More unidentifiable objects from the Cornflower kitchen.
No prizes for guessing, but above is a broccoli floret, and top, slices of potato.
I was reading Tara's post from a couple of days ago about the wonderful galette she'd made, and it piqued the appetite so much that I rushed off to the shops intent on following her lead. But there was no Gruyere to be had, so I made pommes dauphinoise instead.
The photographic potential of the humble tattie is a bit limited, I think, so apologies for the surfeit of 'beigeness' in today's pictures (that's why I put in the one with the red pan - just to break the monotony), but the dish is so good and it appeals to the glutton in me such that I couldn't not include it here.
The food processor sliced the potatoes far more thinly than I could, then they had a quick wash to remove excess starch, and were layered in a buttered dish with salt and lots of ...
The gratin recipe I turn to most often (one of Prue Leith's) specifies one clove of garlic. Elizabeth David, in the old salad bowl tradition, talks about rubbing the baking dish with the cut side of a clove. Perhaps my taste buds are insensitive, but such mingy quantities won't do for me so I put in lots.

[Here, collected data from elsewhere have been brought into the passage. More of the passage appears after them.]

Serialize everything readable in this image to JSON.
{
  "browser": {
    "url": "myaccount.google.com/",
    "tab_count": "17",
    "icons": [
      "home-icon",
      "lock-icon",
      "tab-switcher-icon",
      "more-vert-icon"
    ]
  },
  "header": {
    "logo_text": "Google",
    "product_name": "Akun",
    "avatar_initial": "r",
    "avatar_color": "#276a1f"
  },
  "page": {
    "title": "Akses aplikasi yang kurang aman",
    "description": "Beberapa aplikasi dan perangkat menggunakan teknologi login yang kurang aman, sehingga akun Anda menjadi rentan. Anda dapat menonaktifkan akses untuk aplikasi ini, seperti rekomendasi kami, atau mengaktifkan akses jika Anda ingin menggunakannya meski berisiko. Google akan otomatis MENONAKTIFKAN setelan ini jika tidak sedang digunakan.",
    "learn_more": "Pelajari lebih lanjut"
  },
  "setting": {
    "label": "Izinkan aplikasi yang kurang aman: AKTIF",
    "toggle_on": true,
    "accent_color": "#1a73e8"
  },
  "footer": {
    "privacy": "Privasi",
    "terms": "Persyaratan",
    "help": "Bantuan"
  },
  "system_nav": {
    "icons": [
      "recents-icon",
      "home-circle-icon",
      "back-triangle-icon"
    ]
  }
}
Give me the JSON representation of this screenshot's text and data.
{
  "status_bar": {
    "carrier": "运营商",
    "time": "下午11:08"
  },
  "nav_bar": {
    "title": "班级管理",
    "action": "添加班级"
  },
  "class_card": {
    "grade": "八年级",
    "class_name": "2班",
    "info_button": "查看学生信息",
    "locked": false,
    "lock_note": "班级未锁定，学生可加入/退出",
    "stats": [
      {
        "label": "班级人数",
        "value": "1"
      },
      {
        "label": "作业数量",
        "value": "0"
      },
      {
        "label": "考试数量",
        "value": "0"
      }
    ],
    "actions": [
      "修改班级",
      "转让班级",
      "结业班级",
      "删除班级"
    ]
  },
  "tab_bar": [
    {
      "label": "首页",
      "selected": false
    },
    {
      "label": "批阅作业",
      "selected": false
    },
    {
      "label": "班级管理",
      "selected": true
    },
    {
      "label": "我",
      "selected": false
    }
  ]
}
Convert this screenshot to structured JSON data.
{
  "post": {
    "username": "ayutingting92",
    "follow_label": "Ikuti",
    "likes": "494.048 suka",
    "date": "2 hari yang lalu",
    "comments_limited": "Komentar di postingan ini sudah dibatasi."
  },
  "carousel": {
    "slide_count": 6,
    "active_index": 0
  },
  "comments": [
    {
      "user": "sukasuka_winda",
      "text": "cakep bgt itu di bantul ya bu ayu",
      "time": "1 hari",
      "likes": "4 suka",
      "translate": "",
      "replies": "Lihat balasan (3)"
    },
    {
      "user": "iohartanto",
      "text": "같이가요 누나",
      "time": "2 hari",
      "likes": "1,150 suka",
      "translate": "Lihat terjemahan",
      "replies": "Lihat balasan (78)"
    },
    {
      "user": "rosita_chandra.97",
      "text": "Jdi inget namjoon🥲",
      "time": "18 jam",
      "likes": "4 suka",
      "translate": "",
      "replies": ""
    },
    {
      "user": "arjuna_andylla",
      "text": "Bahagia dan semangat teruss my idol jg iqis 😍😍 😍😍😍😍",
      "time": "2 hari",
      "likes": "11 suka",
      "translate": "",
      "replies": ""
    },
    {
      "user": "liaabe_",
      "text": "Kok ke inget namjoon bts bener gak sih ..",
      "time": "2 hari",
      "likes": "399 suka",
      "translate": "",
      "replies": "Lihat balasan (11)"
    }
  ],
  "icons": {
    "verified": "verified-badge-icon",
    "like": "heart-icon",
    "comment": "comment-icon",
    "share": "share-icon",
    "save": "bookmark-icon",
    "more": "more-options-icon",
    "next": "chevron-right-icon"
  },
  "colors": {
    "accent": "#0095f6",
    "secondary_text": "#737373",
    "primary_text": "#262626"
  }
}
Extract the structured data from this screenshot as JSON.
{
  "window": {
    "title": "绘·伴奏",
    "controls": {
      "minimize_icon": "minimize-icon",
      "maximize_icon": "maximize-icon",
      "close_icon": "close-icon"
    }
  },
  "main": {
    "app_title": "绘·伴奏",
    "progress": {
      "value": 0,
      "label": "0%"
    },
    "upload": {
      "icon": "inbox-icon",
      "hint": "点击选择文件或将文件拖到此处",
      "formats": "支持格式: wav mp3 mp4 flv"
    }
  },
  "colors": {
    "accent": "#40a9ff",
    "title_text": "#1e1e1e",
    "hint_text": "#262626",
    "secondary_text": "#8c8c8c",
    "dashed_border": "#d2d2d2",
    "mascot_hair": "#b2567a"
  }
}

Pour over a generous quantity of double cream (as with the garlic, I'm not of the ascetic 'milk and single cream mixture' school) and then bake. It can have a couple of hours at a low heat, or forty minutes at a higher one if that's all the time you have, and when it's golden brown and bubbling and the potatoes are skewer-done, take it out and eat it for the sake of self-indulgence.